Data Science Jobs Data Cleaning
First look at the raw data shows us that there are a lot of things needed to be able to use it. There are many columns that are not needed like the ‘index’ column.
There are also some columns that need to be cleaned up like the ‘salary’ column that has both numeric and string data.
First thing I did was drop 3 columns that I deemed to be irrelevant for the data set which were the ‘index’, ‘Founded’, and ‘Revenue’ columns.
After this I started cleaning the ‘Salary Estimate’ column by removing the unnecessary words like the ‘K’s and ‘glassdoor est’.
I then decided to drop two additional columns, the ‘Competitors’ column and the ‘ Salary Estimate’ column which we had just cleaned into a new column ‘Estimated Salary’.
Lastly I realized that all Null values were -1 on the data set. I changed this by replacing all -1 with null.
Here I made two functions, one would pull the city from the ‘location’ column, and the other would pull the state from the ‘location’ column. I then assigned these to two new columns titled ‘City’ and ‘State’
Lastly I dropped the column ‘Location’.
Here I decided to clean up the ‘Company Name’ Column. The column had the name of the column, followed by its rating. I wanted to remove the rating to just have the name. To do this I found the index of the characters ‘/n’ that came before the rating. I then returned the string up until that index.
I followed that by dropping the original ‘Column Name’ column.

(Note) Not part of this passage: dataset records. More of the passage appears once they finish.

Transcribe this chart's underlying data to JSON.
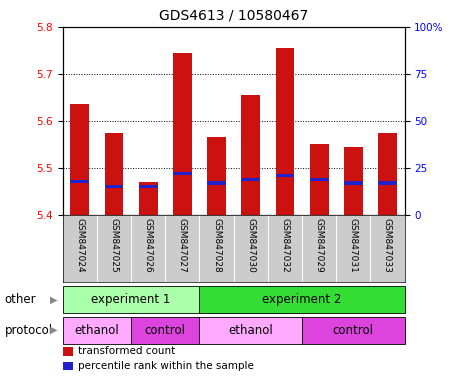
{
  "title": "GDS4613 / 10580467",
  "samples": [
    "GSM847024",
    "GSM847025",
    "GSM847026",
    "GSM847027",
    "GSM847028",
    "GSM847030",
    "GSM847032",
    "GSM847029",
    "GSM847031",
    "GSM847033"
  ],
  "bar_tops": [
    5.635,
    5.575,
    5.47,
    5.745,
    5.565,
    5.655,
    5.755,
    5.55,
    5.545,
    5.575
  ],
  "bar_bottoms": [
    5.4,
    5.4,
    5.4,
    5.4,
    5.4,
    5.4,
    5.4,
    5.4,
    5.4,
    5.4
  ],
  "percentile_values": [
    18,
    15,
    15,
    22,
    17,
    19,
    21,
    19,
    17,
    17
  ],
  "ylim_left": [
    5.4,
    5.8
  ],
  "ylim_right": [
    0,
    100
  ],
  "yticks_left": [
    5.4,
    5.5,
    5.6,
    5.7,
    5.8
  ],
  "yticks_right": [
    0,
    25,
    50,
    75,
    100
  ],
  "ytick_labels_right": [
    "0",
    "25",
    "50",
    "75",
    "100%"
  ],
  "bar_color": "#cc1111",
  "percentile_color": "#2222cc",
  "bar_width": 0.55,
  "grid_color": "black",
  "groups": [
    {
      "label": "experiment 1",
      "start": 0,
      "end": 4,
      "color": "#aaffaa"
    },
    {
      "label": "experiment 2",
      "start": 4,
      "end": 10,
      "color": "#33dd33"
    }
  ],
  "protocols": [
    {
      "label": "ethanol",
      "start": 0,
      "end": 2,
      "color": "#ffaaff"
    },
    {
      "label": "control",
      "start": 2,
      "end": 4,
      "color": "#dd44dd"
    },
    {
      "label": "ethanol",
      "start": 4,
      "end": 7,
      "color": "#ffaaff"
    },
    {
      "label": "control",
      "start": 7,
      "end": 10,
      "color": "#dd44dd"
    }
  ],
  "other_label": "other",
  "protocol_label": "protocol",
  "legend_items": [
    {
      "color": "#cc1111",
      "label": "transformed count"
    },
    {
      "color": "#2222cc",
      "label": "percentile rank within the sample"
    }
  ],
  "background_color": "#ffffff",
  "sample_area_color": "#cccccc"
}
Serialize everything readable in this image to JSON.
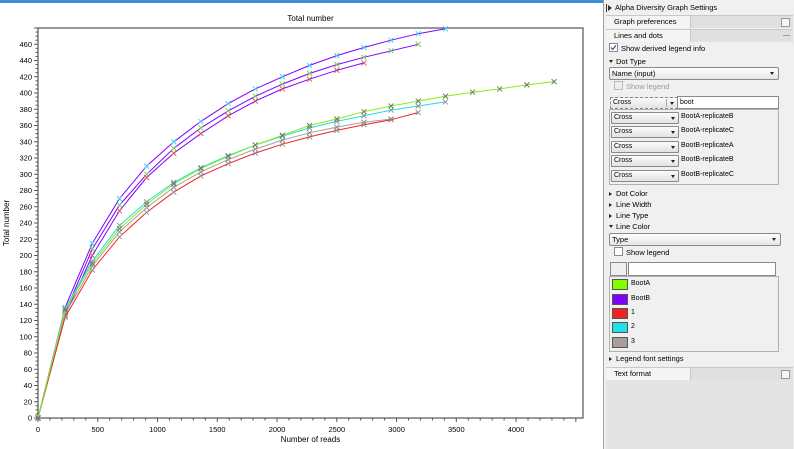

Finally I made a function that would look through the ‘Job Description’ column and return a 1 if it found a key-word. It would return 0 if it did not find that key-word in the description. I did this for every skill I believed could be needed for a data science job. Skills like ‘sql’, ‘python’, ‘machine learning’, and a few more. I then added those to their own columns at the end.